I followed the Teign upstream a little further and then headed cross-country for my cache Fernworthy Forest View – not that there would be any view today. I came across this spot a couple of years ago but only had a micro with me, so placed that. Of course I couldn’t find the micro, but on checking some earlier logs saw that it had been moved, not far, but far enough. I placed the micro in another small clip lock box and hid it under a stone. Next stop was the adopted cache at Quintin’s Man, but everything was good there. Since I have lived on Dartmoor I have visited the heads of many of the great rivers, and I had three lined up for today. The first was Teign Head which was a real disappointment given the great river it becomes. Maybe we need some more rain!
Next, I needed to pick up the East Dart as I have two caches here, one of which hasn’t been found since October 2013. This cache was placed in June 2011 and I have only visited it once since. I couldn’t immediately spot it, so resorted to the usual “now where would I hide it”. Obviously I had a slight advantage here and the cache was soon found, once again in excellent condition. I have now added a spoiler photo! I actually had more difficulty in finding my next cache, but eventually did so and once again all was in order. If Teign Head was a disappointment East Dart Head was just the opposite and the finest river head I have seen on Dartmoor. Although almost no water present, it was clear where the river had cut huge winding channels through the peat, some of which had then collapsed. Above that was a dainty little stream – the East Dart as you have never seen it!

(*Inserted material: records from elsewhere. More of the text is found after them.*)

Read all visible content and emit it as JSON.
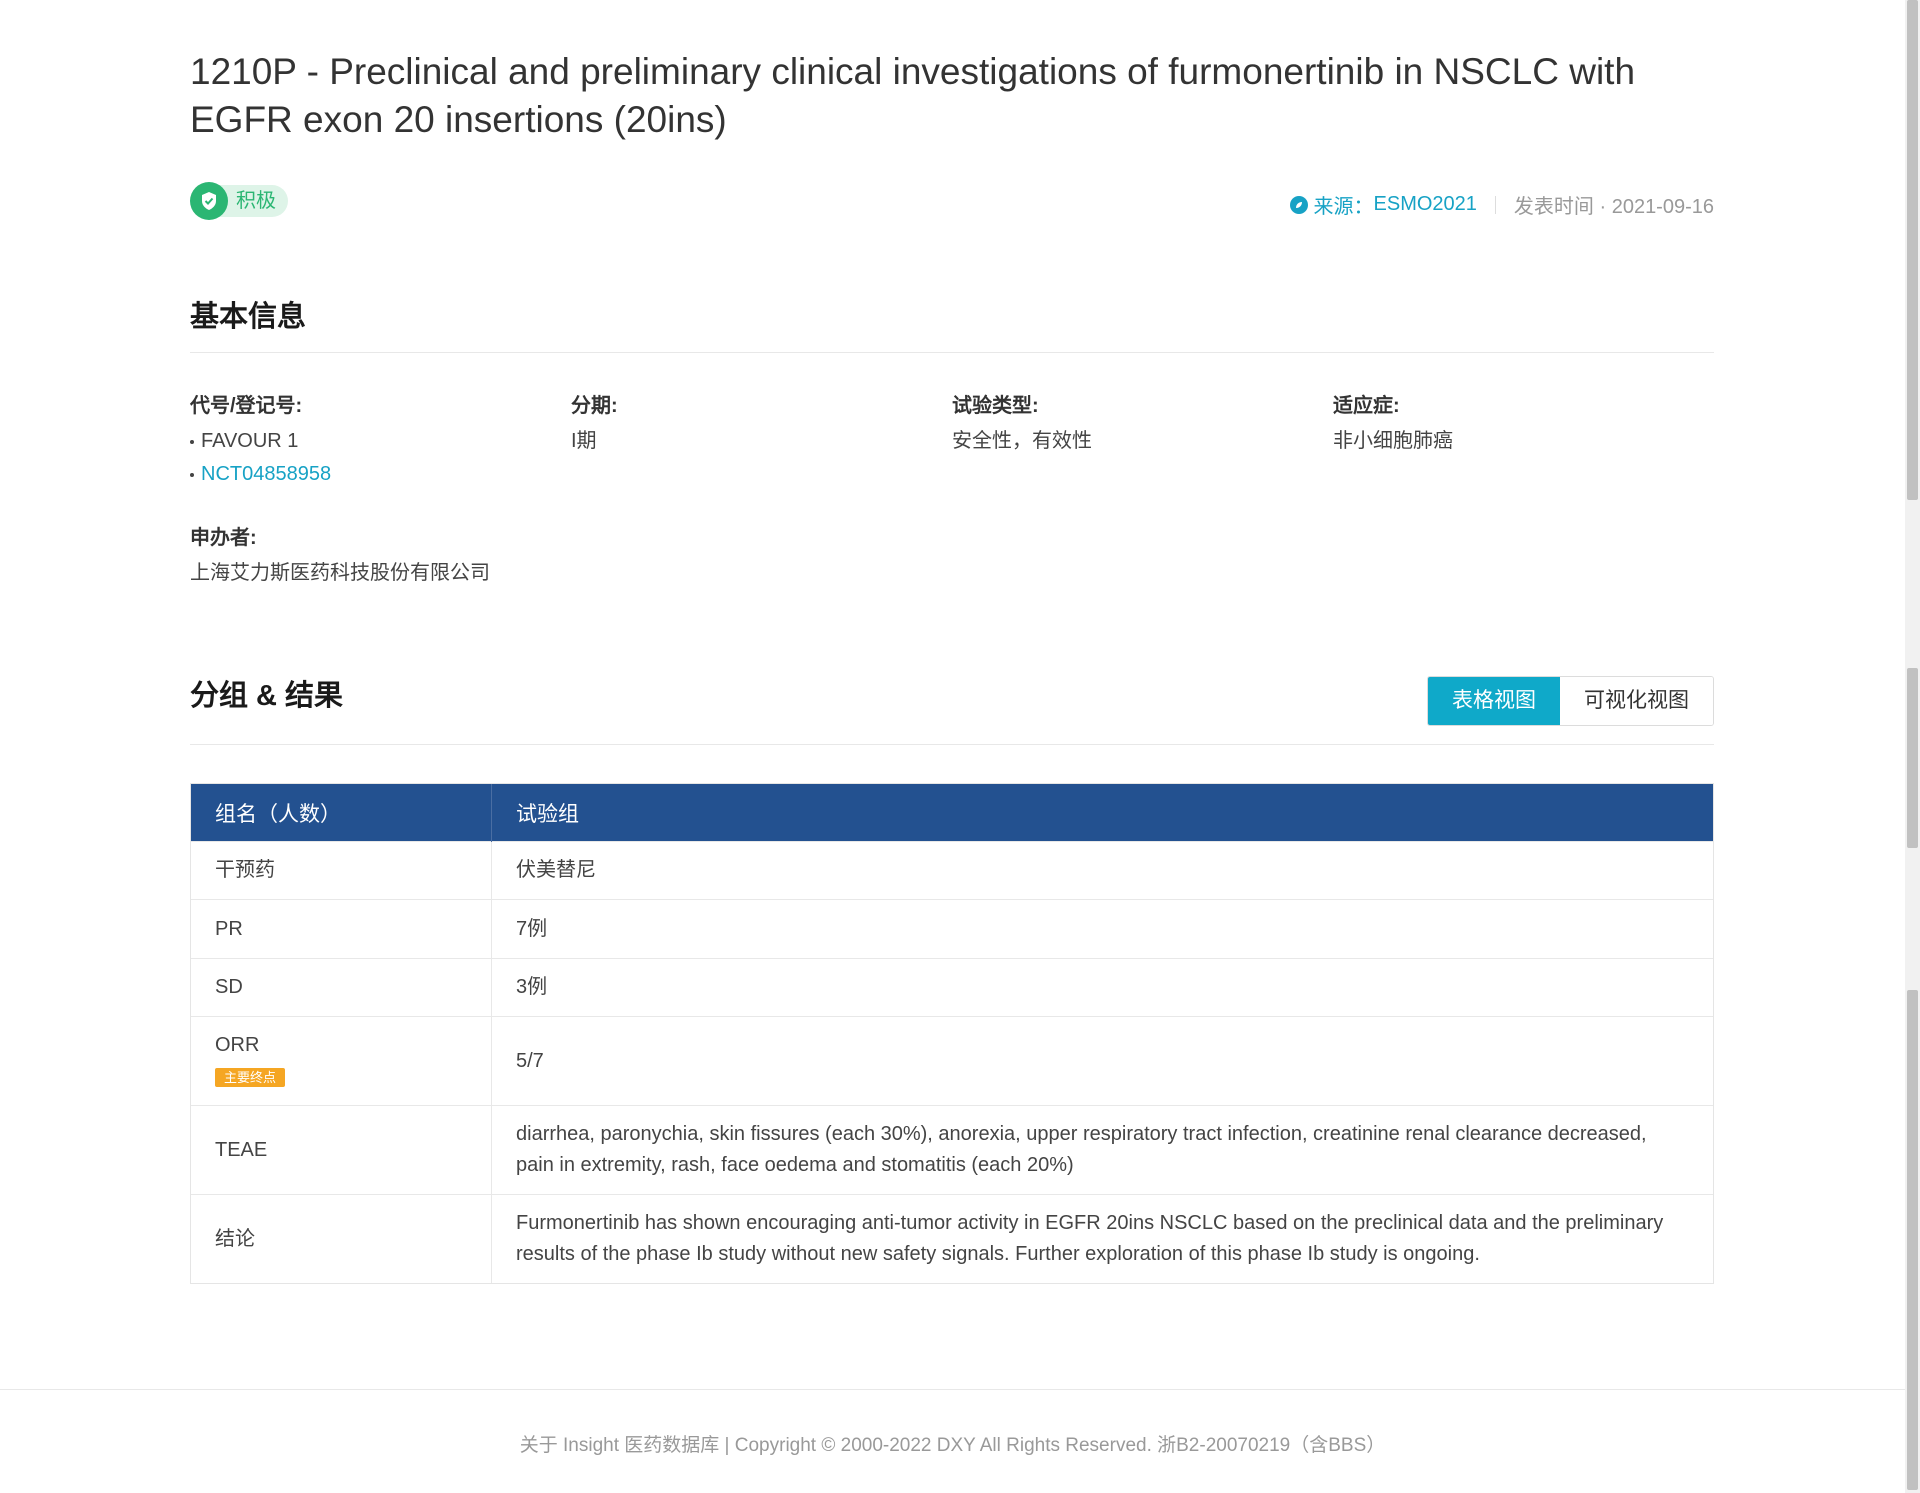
{
  "article": {
    "title": "1210P - Preclinical and preliminary clinical investigations of furmonertinib in NSCLC with EGFR exon 20 insertions (20ins)",
    "sentiment_label": "积极",
    "source_label": "来源：",
    "source_value": "ESMO2021",
    "published_label": "发表时间 · 2021-09-16",
    "colors": {
      "accent": "#17a2c5",
      "positive": "#2bb673",
      "table_header": "#235190",
      "tag": "#f5a623"
    }
  },
  "basic": {
    "title": "基本信息",
    "code_label": "代号/登记号:",
    "codes": [
      "FAVOUR 1",
      "NCT04858958"
    ],
    "phase_label": "分期:",
    "phase_value": "I期",
    "trial_type_label": "试验类型:",
    "trial_type_value": "安全性，有效性",
    "indication_label": "适应症:",
    "indication_value": "非小细胞肺癌",
    "sponsor_label": "申办者:",
    "sponsor_value": "上海艾力斯医药科技股份有限公司"
  },
  "results": {
    "title": "分组 & 结果",
    "view_table": "表格视图",
    "view_visual": "可视化视图",
    "col_group": "组名（人数）",
    "col_arm": "试验组",
    "rows": [
      {
        "label": "干预药",
        "value": "伏美替尼"
      },
      {
        "label": "PR",
        "value": "7例"
      },
      {
        "label": "SD",
        "value": "3例"
      },
      {
        "label": "ORR",
        "tag": "主要终点",
        "value": "5/7"
      },
      {
        "label": "TEAE",
        "value": "diarrhea, paronychia, skin fissures (each 30%), anorexia, upper respiratory tract infection, creatinine renal clearance decreased, pain in extremity, rash, face oedema and stomatitis (each 20%)"
      },
      {
        "label": "结论",
        "value": "Furmonertinib has shown encouraging anti-tumor activity in EGFR 20ins NSCLC based on the preclinical data and the preliminary results of the phase Ib study without new safety signals. Further exploration of this phase Ib study is ongoing."
      }
    ]
  },
  "footer": {
    "text": "关于 Insight 医药数据库 | Copyright © 2000-2022 DXY All Rights Reserved. 浙B2-20070219（含BBS）"
  }
}
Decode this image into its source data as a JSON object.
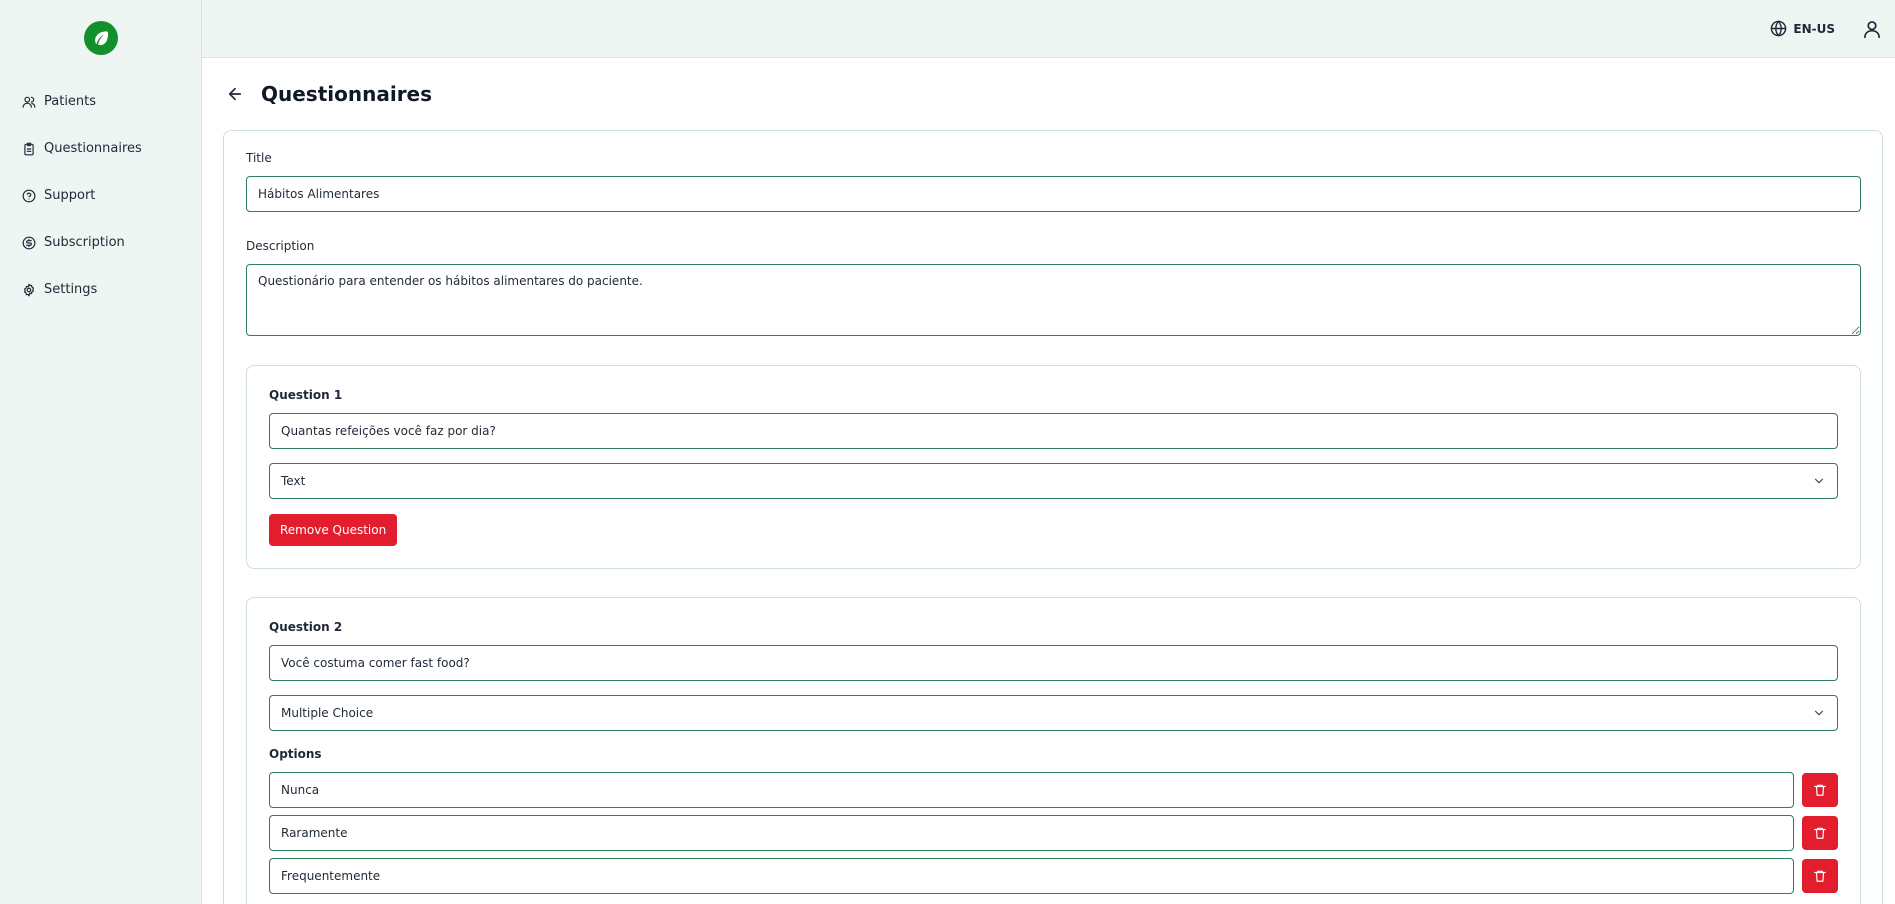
{
  "brand": {
    "color": "#12902b",
    "logo_icon": "leaf-icon"
  },
  "sidebar": {
    "items": [
      {
        "label": "Patients",
        "icon": "users-icon"
      },
      {
        "label": "Questionnaires",
        "icon": "clipboard-icon"
      },
      {
        "label": "Support",
        "icon": "help-circle-icon"
      },
      {
        "label": "Subscription",
        "icon": "dollar-circle-icon"
      },
      {
        "label": "Settings",
        "icon": "gear-icon"
      }
    ]
  },
  "topbar": {
    "language": "EN-US",
    "language_icon": "globe-icon",
    "user_icon": "user-icon"
  },
  "page": {
    "title": "Questionnaires",
    "back_icon": "arrow-left-icon"
  },
  "form": {
    "title_label": "Title",
    "title_value": "Hábitos Alimentares",
    "description_label": "Description",
    "description_value": "Questionário para entender os hábitos alimentares do paciente.",
    "questions": [
      {
        "label": "Question 1",
        "text": "Quantas refeições você faz por dia?",
        "type": "Text",
        "remove_label": "Remove Question"
      },
      {
        "label": "Question 2",
        "text": "Você costuma comer fast food?",
        "type": "Multiple Choice",
        "options_label": "Options",
        "options": [
          "Nunca",
          "Raramente",
          "Frequentemente"
        ]
      }
    ]
  },
  "colors": {
    "danger": "#e11d2e",
    "input_border": "#2e7d5b",
    "sidebar_bg": "#eef5f2"
  }
}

Being so close to the Cranmere pool Letterbox it is impossible not to visit once again, my second visit in a few weeks! I didn’t need to check on my adopted cache here as I had done so on my last visit. This time I couldn’t resist signing the logbook once again and even managed a selfie with me sitting on the letterbox
The area between East Dart Head and Taw Head is of course, a watershed, but not a sharp ridge but a very flat and boggy area. Fortunately I had chosen my trusted Muck Boots for today’s trek, a decision I was thankful for many times over. Taw Head was my third new head of the day and although again with little water it does have a nice winding valley which would probably look good with a good flow of water.
I next headed up to check on my caches at Hangingstone Hill and Whitehorse Hill. Neither were a problem to find and both were in excellent condition. The Whitehorse Hill cist is a bronze age burial site and well worth the visit, although I was disappointed to see that the cairn behind it has totally disappeared. I then had to check on my adopted cache at the south end of the peat pass as I knew from the logs that this had problems. Once again a damaged outer container but this time an inner micro with a sodden logbook. So, another new cache was required here. By this time I was a little behind schedule and headed for the most direct route back to Fernworthy. This was a mistake as I followed the Manga Brook for its whole length resulting in a continous paddle for nearly a kilometre! Next time I will keep to my normal route of Manga Hill. By the time I got back to the forest it was almost dark, but I didn’t need my torch. In all my total route was just on 11 miles, almost none of it on paths, except that through Fernworthy. However a great day and much useful maintenance completed and caches checked.